Workload analysis is a process of designing an effective data mart.

You can do the workload analysis manually.

To get the best performance from accelerated queries, you need to have an optimal data mart that includes all the necessary columns and tables, but excludes any columns and tables that are not used in your warehousing queries. The data mart must also specify the necessary joins between the tables as they are used in the queries. If your data warehouse has a complex database schema and a workload that includes reports that might run hundreds of different queries, it is challenging to determine the optimal data mart definition. Workload analysis gathers information about your warehousing queries as you run them, known as query probing, and analyzes the resulting data to determine which queries are good candidates for acceleration. The columns, tables, and joins used by the queries that can be accelerated are included in the data mart definition.

Workload analysis needs to determine the fact table of a query. If parallel database query (PDQ) is active, you can specify the fact table with the FACT optimizer directive. If the FACT optimizer directive is not set, and for inner join queries, the fact table is identified as the table with the most number of rows.

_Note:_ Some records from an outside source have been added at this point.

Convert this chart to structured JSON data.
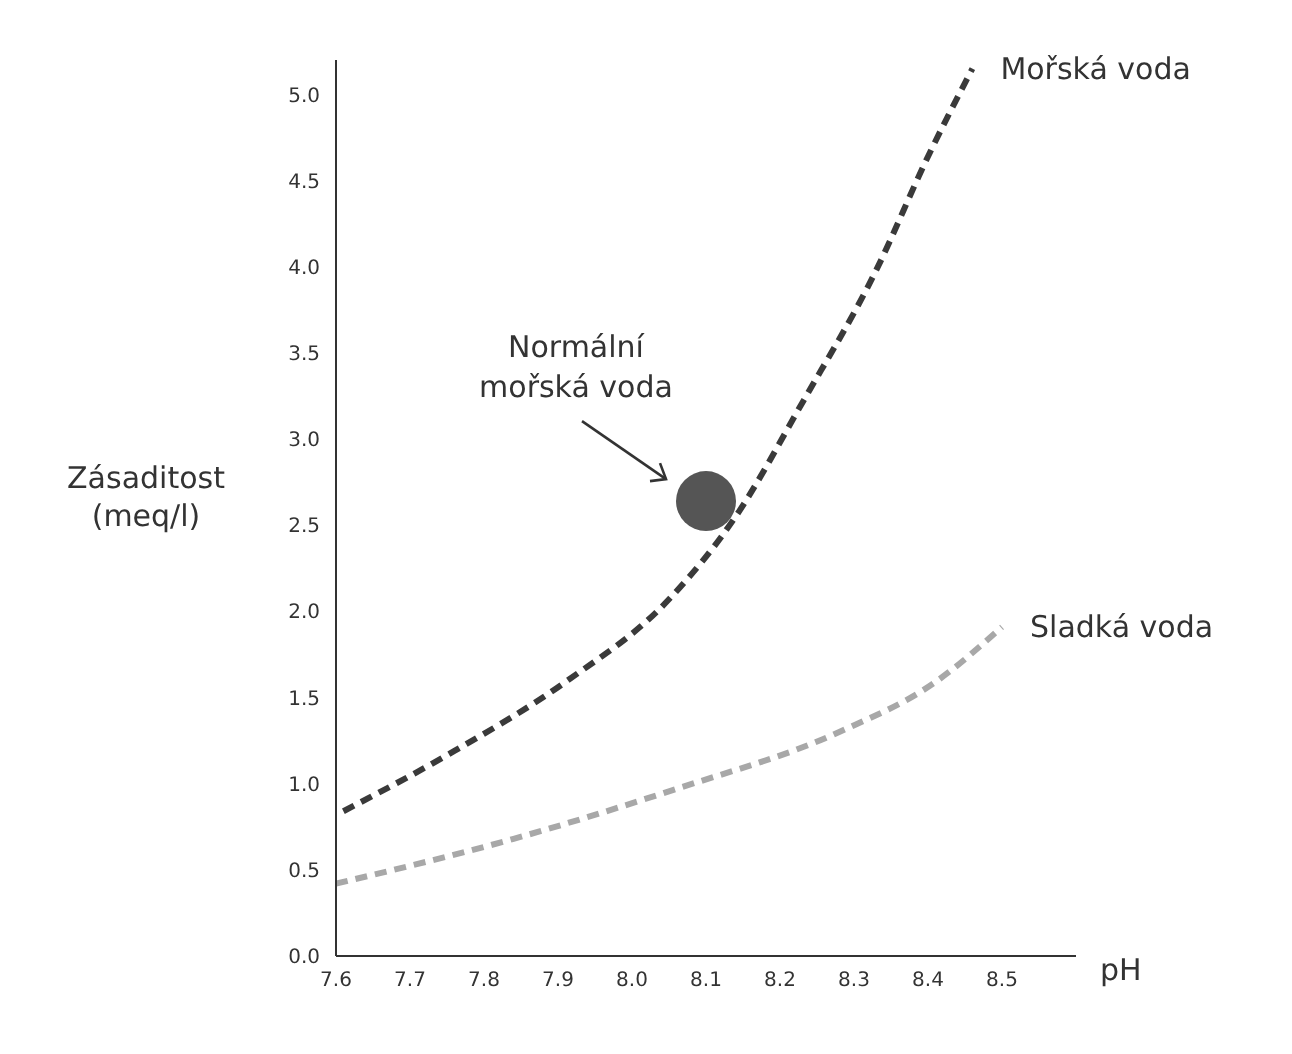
{
  "chart_data": {
    "type": "line",
    "xlabel": "pH",
    "ylabel": "Zásaditost (meq/l)",
    "xlim": [
      7.6,
      8.6
    ],
    "xticks": [
      {
        "value": 7.6,
        "label": "7.6"
      },
      {
        "value": 7.7,
        "label": "7.7"
      },
      {
        "value": 7.8,
        "label": "7.8"
      },
      {
        "value": 7.9,
        "label": "7.9"
      },
      {
        "value": 8.0,
        "label": "8.0"
      },
      {
        "value": 8.1,
        "label": "8.1"
      },
      {
        "value": 8.2,
        "label": "8.2"
      },
      {
        "value": 8.3,
        "label": "8.3"
      },
      {
        "value": 8.4,
        "label": "8.4"
      },
      {
        "value": 8.5,
        "label": "8.5"
      }
    ],
    "ylim": [
      0,
      5.2
    ],
    "yticks": [
      {
        "value": 0,
        "label": "0.0"
      },
      {
        "value": 0.5,
        "label": "0.5"
      },
      {
        "value": 1,
        "label": "1.0"
      },
      {
        "value": 1.5,
        "label": "1.5"
      },
      {
        "value": 2,
        "label": "2.0"
      },
      {
        "value": 2.5,
        "label": "2.5"
      },
      {
        "value": 3,
        "label": "3.0"
      },
      {
        "value": 3.5,
        "label": "3.5"
      },
      {
        "value": 4,
        "label": "4.0"
      },
      {
        "value": 4.5,
        "label": "4.5"
      },
      {
        "value": 5,
        "label": "5.0"
      }
    ],
    "grid": false,
    "legend": false,
    "marker": "none",
    "line_style": "dashed",
    "series": [
      {
        "name": "Mořská voda",
        "color": "#3a3a3a",
        "x": [
          7.61,
          7.76,
          7.91,
          8.05,
          8.14,
          8.23,
          8.33,
          8.4,
          8.46
        ],
        "values": [
          0.84,
          1.19,
          1.59,
          2.07,
          2.55,
          3.21,
          3.98,
          4.64,
          5.15
        ]
      },
      {
        "name": "Sladká voda",
        "color": "#a8a8a8",
        "x": [
          7.6,
          7.84,
          8.06,
          8.28,
          8.41,
          8.5
        ],
        "values": [
          0.42,
          0.68,
          0.97,
          1.3,
          1.59,
          1.91
        ]
      },
      {
        "type": "scatter",
        "marker": "circle",
        "color": "#555555",
        "x": [
          8.1
        ],
        "values": [
          2.64
        ]
      }
    ],
    "annotations": [
      "Normální mořská voda"
    ]
  }
}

By default, information from all queries that you run during query probing is included in the data mart definition. You can customize the data mart definition by including specific queries in the definition. If you turn SQL tracing on, you can identify the probing data that resulted from a specific SQL statement by its statement ID.

If you do workload analysis manually, you can identify specific statements, for example statements that took a certain length of time to process, or statements that accessed specific tables. With that information, you can include the probing data that resulted from only these statements in the mart definition. To view SQL tracing information, run the onstat -g his command or query the syssqltrace table in the sysmaster database. For example, in DB-Access, run this SQL statement:

SELECT sql_runtime, sql_statement FROM syssqltrace
WHERE sql_stmtname matches "SELECT" ORDER BY sql_runtime DESC

By default, query probing is based on the running time of each query. To run the query probing more quickly, issue the SET EXPLAIN ON AVOID_EXECUTE statement before you run your query workload. When you issue this statement, the queries are optimized and the probing data is collected, but a result set is not determined or returned. However, if you avoid running the queries, you do not know exactly how long it takes to run the queries.

The query probing data is stored in memory. You can view the query probing data by running the onstat -g probe command or by querying the system monitoring interface.